Seven Psychopaths
Directed by Martin McDonagh
Playwright and filmmaker Martin McDonagh tells stories that are blood-soaked and black-humored. But rarely do they feel as personal as his latest movie, which finds him at once being himself and yearning to break new ground—to stop staging bloodbaths and write something with real feeling. Colin Farrell, who played the lead in McDonagh's other feature In Bruges, stars as a writer named Marty who has a great title for a screenplay—Seven Psychopaths—but no other ideas. Through his best friend, a dognapper played by Sam Rockwell, he's introduced to a litany of madmen to help inspire him: Christopher Walken (who starred with Rockwell in McDonagh's Broadway play A Behanding in Spokane) as the head of the dognapping syndicate, Woody Harrelson as a gangster whose dog they abduct, Tom Waits as a rabbit-stroking killer of serial killers, and more.

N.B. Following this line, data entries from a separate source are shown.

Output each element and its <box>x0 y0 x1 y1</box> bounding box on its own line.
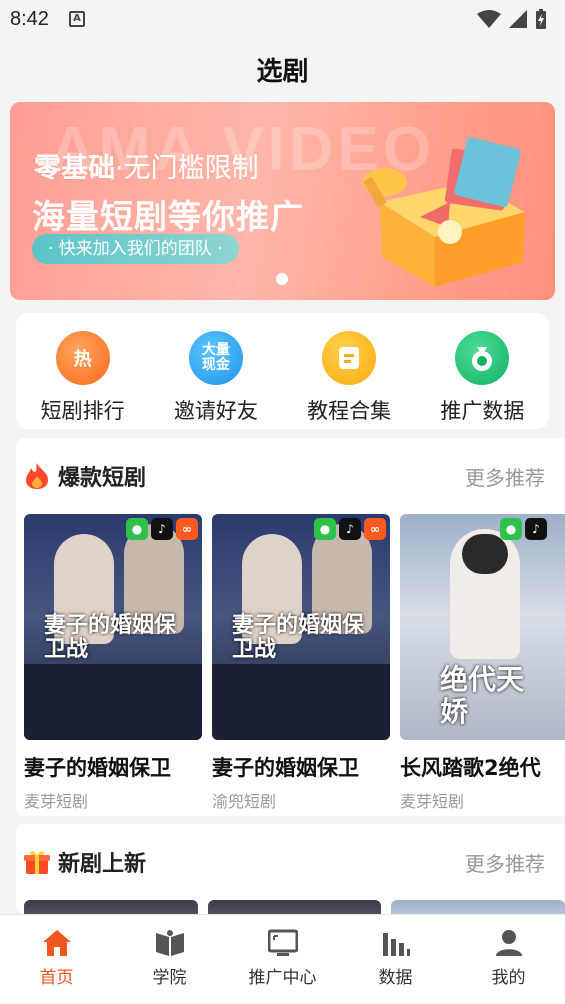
drama-card[interactable]: 妻子的婚姻保卫战 ● ♪ ∞ 妻子的婚姻保卫 渝兜短剧 <box>212 514 390 812</box>
douyin-icon: ♪ <box>151 518 173 540</box>
quick-action-label: 教程合集 <box>307 399 392 423</box>
quick-action-stats[interactable]: 推广数据 <box>416 313 549 429</box>
tab-home[interactable]: 首页 <box>0 915 113 1004</box>
section-title: 爆款短剧 <box>58 466 147 491</box>
status-indicators <box>477 9 547 29</box>
signal-icon <box>509 10 527 28</box>
book-icon <box>155 930 184 956</box>
tab-label: 首页 <box>39 968 74 988</box>
monitor-icon <box>267 929 298 956</box>
wechat-icon: ● <box>500 518 522 540</box>
douyin-icon: ♪ <box>525 518 547 540</box>
platform-badges: ● ♪ ∞ <box>126 518 198 540</box>
hot-glyph: 热 <box>73 349 92 370</box>
tab-label: 学院 <box>152 968 187 988</box>
join-team-pill[interactable]: · 快来加入我们的团队 · <box>32 234 239 264</box>
drama-poster[interactable]: 妻子的婚姻保卫战 ● ♪ ∞ <box>212 514 390 740</box>
douyin-icon: ♪ <box>339 518 361 540</box>
cash-glyph: 大量现金 <box>201 342 230 373</box>
platform-badges: ● ♪ <box>500 518 547 540</box>
status-time: 8:42 <box>10 7 49 30</box>
poster-title: 妻子的婚姻保卫战 <box>44 613 177 662</box>
drama-source: 麦芽短剧 <box>400 792 465 811</box>
money-bag-icon <box>455 331 510 385</box>
page-title: 选剧 <box>256 56 309 87</box>
banner-headline-bold: 零基础 <box>34 153 115 184</box>
drama-source: 麦芽短剧 <box>24 792 89 811</box>
tab-academy[interactable]: 学院 <box>113 915 226 1004</box>
tab-label: 推广中心 <box>248 968 317 988</box>
more-recommend-link[interactable]: 更多推荐 <box>465 848 545 877</box>
gift-box-illustration <box>363 137 525 287</box>
bag-shape-icon <box>472 347 493 371</box>
drama-poster[interactable] <box>24 900 198 914</box>
drama-poster[interactable] <box>391 900 565 914</box>
bottom-tab-bar: 首页 学院 推广中心 数据 我的 <box>0 914 565 1004</box>
drama-title: 妻子的婚姻保卫 <box>24 756 171 780</box>
tab-data[interactable]: 数据 <box>339 915 452 1004</box>
more-recommend-link[interactable]: 更多推荐 <box>465 462 545 491</box>
drama-poster[interactable]: 妻子的婚姻保卫战 ● ♪ ∞ <box>24 514 202 740</box>
fire-icon <box>26 463 48 489</box>
banner-slogan: 海量短剧等你推广 <box>32 197 304 236</box>
status-bar: 8:42 A <box>0 0 565 38</box>
hot-icon: 热 <box>55 331 110 385</box>
tab-profile[interactable]: 我的 <box>452 915 565 1004</box>
drama-source: 渝兜短剧 <box>212 792 277 811</box>
tab-label: 数据 <box>378 968 413 988</box>
kuaishou-icon: ∞ <box>364 518 386 540</box>
bar-chart-icon <box>382 933 410 956</box>
section-header: 爆款短剧 更多推荐 <box>16 438 565 514</box>
drama-poster[interactable]: 绝代天娇 ● ♪ <box>400 514 565 740</box>
quick-action-tutorials[interactable]: 教程合集 <box>283 313 416 429</box>
promo-banner[interactable]: AMA VIDEO 零基础·无门槛限制 海量短剧等你推广 · 快来加入我们的团队… <box>10 102 555 300</box>
poster-hair <box>462 534 508 574</box>
drama-title: 妻子的婚姻保卫 <box>212 756 359 780</box>
home-icon <box>42 930 71 956</box>
drama-card-row <box>16 900 565 914</box>
quick-action-ranking[interactable]: 热 短剧排行 <box>16 313 149 429</box>
header: 选剧 <box>0 38 565 100</box>
kuaishou-icon: ∞ <box>176 518 198 540</box>
poster-strip <box>212 664 390 740</box>
quick-action-label: 邀请好友 <box>173 399 258 423</box>
wechat-icon: ● <box>314 518 336 540</box>
new-dramas-section: 新剧上新 更多推荐 <box>16 824 565 914</box>
poster-title: 绝代天娇 <box>440 663 525 728</box>
tab-promotion-center[interactable]: 推广中心 <box>226 915 339 1004</box>
banner-headline-light: ·无门槛限制 <box>115 153 259 184</box>
user-icon <box>495 930 522 956</box>
poster-title: 妻子的婚姻保卫战 <box>232 613 365 662</box>
poster-strip <box>24 664 202 740</box>
wechat-icon: ● <box>126 518 148 540</box>
battery-icon <box>536 9 546 29</box>
gift-icon <box>24 851 50 874</box>
drama-card-row: 妻子的婚姻保卫战 ● ♪ ∞ 妻子的婚姻保卫 麦芽短剧 妻子的婚姻保卫战 ● ♪… <box>16 514 565 812</box>
quick-actions-panel: 热 短剧排行 大量现金 邀请好友 教程合集 推广数据 <box>16 313 549 429</box>
section-title: 新剧上新 <box>58 852 147 877</box>
carousel-indicator[interactable] <box>276 273 288 285</box>
cash-icon: 大量现金 <box>188 331 243 385</box>
drama-card[interactable]: 绝代天娇 ● ♪ 长风踏歌2绝代 麦芽短剧 <box>400 514 565 812</box>
wifi-icon <box>477 10 501 28</box>
drama-title: 长风踏歌2绝代 <box>400 756 541 780</box>
quick-action-label: 短剧排行 <box>40 399 125 423</box>
tab-label: 我的 <box>491 968 526 988</box>
tutorial-icon <box>322 331 377 385</box>
hot-dramas-section: 爆款短剧 更多推荐 妻子的婚姻保卫战 ● ♪ ∞ 妻子的婚姻保卫 麦芽短剧 妻子… <box>16 438 565 816</box>
platform-badges: ● ♪ ∞ <box>314 518 386 540</box>
notification-icon: A <box>68 11 85 27</box>
document-icon <box>339 347 360 369</box>
banner-headline: 零基础·无门槛限制 <box>34 146 259 185</box>
drama-poster[interactable] <box>207 900 382 914</box>
quick-action-label: 推广数据 <box>440 399 525 423</box>
section-header: 新剧上新 更多推荐 <box>16 824 565 900</box>
quick-action-invite[interactable]: 大量现金 邀请好友 <box>149 313 282 429</box>
drama-card[interactable]: 妻子的婚姻保卫战 ● ♪ ∞ 妻子的婚姻保卫 麦芽短剧 <box>24 514 202 812</box>
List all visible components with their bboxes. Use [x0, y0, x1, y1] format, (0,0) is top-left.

The film is full of what you'd expect from a McDonagh movie: violent set pieces, including a head getting sawed off, punctuated by witty philosophical digressions; a lot of the humor arises from his acknowledgment of human frailty and weakness where genre convention calls for cool. But the movie also serves as personal examination, both of the artist and his art. Farrell's Marty confronts a drinking problem and the fact that he's a bad friend, what you imagine might be McDonagh's own personal problems. He admits that he's bad at writing for women. He admits that his work is violent. Ultimately, he both indulges his desire to change and embraces the person, and the writer, that he is. Not all the violence here is funny, though, like the shot of a man cradling his murdered wife. In fact, the movie ends with a story about righteous violence, one in which death might make the world a better place. It feels like a defense: that in a world that's already fucking psychopathic, sometimes some kinds of violence, whether in real life or in art, are necessary.